The authors previously demonstrated that unconjugated bilirubin (UCB) may inhibit the activities of various digestive proteases, including trypsin and chymotrypsin. The digestive proteases in the lower gut are important in the pathogenesis of inflammatory bowel diseases. The effects of UCB on the inflammation and levels of digestive proteases in feces of rats with colitis have not yet been revealed. The present study investigated the effect of UCB on the inflammatory status and levels of trypsin and chymotrypsin in the feces of rats with trinitrobenzenesulfonic acid (TNBS)­induced colitis.
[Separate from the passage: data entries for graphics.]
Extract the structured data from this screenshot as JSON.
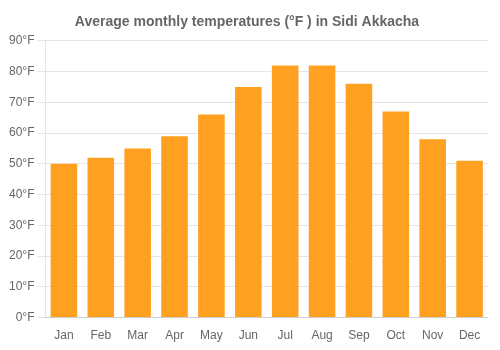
{
  "chart_data": {
    "type": "bar",
    "title": "Average monthly temperatures (°F ) in Sidi Akkacha",
    "categories": [
      "Jan",
      "Feb",
      "Mar",
      "Apr",
      "May",
      "Jun",
      "Jul",
      "Aug",
      "Sep",
      "Oct",
      "Nov",
      "Dec"
    ],
    "values": [
      50,
      52,
      55,
      59,
      66,
      75,
      82,
      82,
      76,
      67,
      58,
      51
    ],
    "color": "#FFA020",
    "ylim": [
      0,
      90
    ],
    "yticks": [
      {
        "value": 0,
        "label": "0°F"
      },
      {
        "value": 10,
        "label": "10°F"
      },
      {
        "value": 20,
        "label": "20°F"
      },
      {
        "value": 30,
        "label": "30°F"
      },
      {
        "value": 40,
        "label": "40°F"
      },
      {
        "value": 50,
        "label": "50°F"
      },
      {
        "value": 60,
        "label": "60°F"
      },
      {
        "value": 70,
        "label": "70°F"
      },
      {
        "value": 80,
        "label": "80°F"
      },
      {
        "value": 90,
        "label": "90°F"
      }
    ],
    "grid": true
  }
}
The data indicated that treatment with TNBS resulted in a marked reduction in weight gain, which was significantly alleviated in UCB­treated rats. Furthermore, UCB treatment alleviated the inflammation induced by TNBS, detected via macroscopic damage and microscopic inflammation scores, and pro­inflammatory markers including myeloperoxidase (MPO), tumor necrosis factor (TNF)­α and interleukin (IL)­1ß. Furthermore, rats with colitis demonstrated significant increases in fecal trypsin and chymotrypsin levels, whereas UCB treatment significantly alleviated these increases. A significant positive correlation was additionally revealed among the pro­inflammatory markers (MPO, TNF­α and IL­1ß) and fecal digestive proteases (trypsin and chymotrypsin) in colitis. The results of the present study demonstrated that UCB ameliorated the inflammation and digestive protease increase in TNBS-induced colitis.